OKRA! Oh, how you have been taunting me the past couple weeks - looking all nice and pretty at the market week after week. Red AND green. But what to do with okra!? I've heard horror stories about it's gooey-ness and being sticky all over the place. It definitely doesn't have a strong hold in my cooking repertoire, but mostly because I couldn't ever get serious inspiration from the fruit. But it's definitely a pod I will be experimenting with more! Naturally, I had to do a little okra research. Okra, of all things, is of the mallow family and is related to cotton, cocoa, and hibiscus. The flowering okra plant does bear similarities to the hibiscus plant if you compare the two! The cotton and cocoa I'll have to look into a bit more, but I'll leave that for later. We all know the common Southern use of okra in gumbo and to thicken soups and stews, but it's also used widely in Asian, Indian, Caribbean and African cuisines. I wanted to do a little something different - fortunately, I had a random light bulb moment, and recalled an okra side dish a family friend had made for me some time back, and I knew I had to recreate it!
Spiced Okra with Chickpeas and Tamarind
3/4 lb okra, washed and dried
4 T vegetable oil
1 t whole black mustard seeds
6 fresh, or 10 dried curry leaves
8 cloves garlic, peeled and minced
1 t ground cumin
2 t ground coriander
1/2 t ground turmeric
Pinch of cayenne, or more to taste
1 C cooked chickpeas
Salt, to taste
2 T tamarind paste
Once the okra is washed and dry, trim off the stem and slice crosswise into 1/2 in pieces. Note: stickiness was not an issue! Heat the vegetable oil over medium heat in a saute pan with a lid. When the oil is shimmering, add in the curry leaves and mustard seeds. Be careful here - the mustard seeds can act like Mexican jumping beans!
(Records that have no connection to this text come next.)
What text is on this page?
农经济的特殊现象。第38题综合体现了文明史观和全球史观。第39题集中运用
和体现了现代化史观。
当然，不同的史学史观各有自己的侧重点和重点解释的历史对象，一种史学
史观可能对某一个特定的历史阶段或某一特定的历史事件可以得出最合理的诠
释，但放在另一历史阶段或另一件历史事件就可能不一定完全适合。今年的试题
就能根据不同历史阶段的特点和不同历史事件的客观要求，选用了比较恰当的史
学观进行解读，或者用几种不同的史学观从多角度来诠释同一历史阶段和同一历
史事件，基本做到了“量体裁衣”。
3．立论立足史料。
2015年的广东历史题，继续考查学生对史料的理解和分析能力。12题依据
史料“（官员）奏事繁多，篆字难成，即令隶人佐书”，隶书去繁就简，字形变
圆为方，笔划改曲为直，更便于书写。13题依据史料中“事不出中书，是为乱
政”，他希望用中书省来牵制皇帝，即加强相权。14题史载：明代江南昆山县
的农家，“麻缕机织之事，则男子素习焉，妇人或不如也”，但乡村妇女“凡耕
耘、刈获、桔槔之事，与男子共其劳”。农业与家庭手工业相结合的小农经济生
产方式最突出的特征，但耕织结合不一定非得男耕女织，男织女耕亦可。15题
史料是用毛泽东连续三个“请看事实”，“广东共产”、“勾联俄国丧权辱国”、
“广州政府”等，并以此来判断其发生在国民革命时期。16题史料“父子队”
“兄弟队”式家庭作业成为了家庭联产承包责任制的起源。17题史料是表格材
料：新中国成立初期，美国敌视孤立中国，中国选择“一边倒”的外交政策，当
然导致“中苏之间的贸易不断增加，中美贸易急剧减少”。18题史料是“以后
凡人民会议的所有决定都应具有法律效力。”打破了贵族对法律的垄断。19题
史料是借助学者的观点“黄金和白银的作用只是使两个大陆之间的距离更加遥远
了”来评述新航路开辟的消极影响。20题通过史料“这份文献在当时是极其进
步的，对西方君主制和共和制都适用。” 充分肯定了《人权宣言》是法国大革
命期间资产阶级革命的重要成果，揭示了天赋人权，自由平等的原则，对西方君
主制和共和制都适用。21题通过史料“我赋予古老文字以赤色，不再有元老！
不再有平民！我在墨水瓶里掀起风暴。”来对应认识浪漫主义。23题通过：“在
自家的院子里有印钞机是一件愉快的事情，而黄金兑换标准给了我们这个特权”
After about 20 seconds, add in the minced garlic and saute until golden. Finally, add the sliced okra and ground spices and stir to combine. Saute for about a minute, distributing the spices, and finally pour 1 cup of water into the pan. Bring to a boil, lower to a simmer, cover, and cook for about 10 minutes. Finally, stir in the chickpeas, salt, and tamarind paste. Cook for another five minutes, covered, or until the chickpeas are just heated through. Done! (PS: remove the curry leaves!)
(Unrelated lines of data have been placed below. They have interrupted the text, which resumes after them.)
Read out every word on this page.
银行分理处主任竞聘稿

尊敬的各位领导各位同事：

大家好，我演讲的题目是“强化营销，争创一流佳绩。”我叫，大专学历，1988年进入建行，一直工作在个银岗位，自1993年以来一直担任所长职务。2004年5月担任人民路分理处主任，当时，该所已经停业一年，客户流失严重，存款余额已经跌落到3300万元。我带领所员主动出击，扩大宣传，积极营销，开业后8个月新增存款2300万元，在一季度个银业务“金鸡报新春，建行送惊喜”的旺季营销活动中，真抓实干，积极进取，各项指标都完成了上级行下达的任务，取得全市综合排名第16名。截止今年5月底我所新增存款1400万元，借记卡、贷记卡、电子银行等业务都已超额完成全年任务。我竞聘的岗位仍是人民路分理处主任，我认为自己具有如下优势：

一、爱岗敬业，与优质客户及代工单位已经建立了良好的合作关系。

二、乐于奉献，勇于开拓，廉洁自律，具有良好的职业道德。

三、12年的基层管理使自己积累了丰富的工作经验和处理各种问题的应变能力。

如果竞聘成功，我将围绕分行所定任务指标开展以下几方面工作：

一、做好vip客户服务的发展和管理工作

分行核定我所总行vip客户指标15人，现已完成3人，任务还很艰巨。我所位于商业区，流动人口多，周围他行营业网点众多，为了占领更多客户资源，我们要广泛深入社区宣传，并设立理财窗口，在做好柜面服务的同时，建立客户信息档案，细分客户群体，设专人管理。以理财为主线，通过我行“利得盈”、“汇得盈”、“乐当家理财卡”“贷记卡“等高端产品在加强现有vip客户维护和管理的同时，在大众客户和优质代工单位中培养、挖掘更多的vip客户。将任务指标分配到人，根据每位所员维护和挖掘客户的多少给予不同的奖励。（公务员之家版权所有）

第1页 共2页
This dish really is delicious, and could be a definite full meal for a vegetarian, or any old meatless Monday! The chickpeas really help to round out the dish and make it heartier. The flavors in this dish are really wonderful - a bit acidic and sweet from the tamarind paste, with a really deep warmth from the coriander, cumin, and cayenne. The pinch of cayenne really added the perfect amount of spice to this dish as well - it wasn't overpowering at all, but left a nice lingering heat on your tongue! Absolutely lovely. And so absolutely simple as well! Okra, welcome to the club - you are officially part of my culinary arsenal now!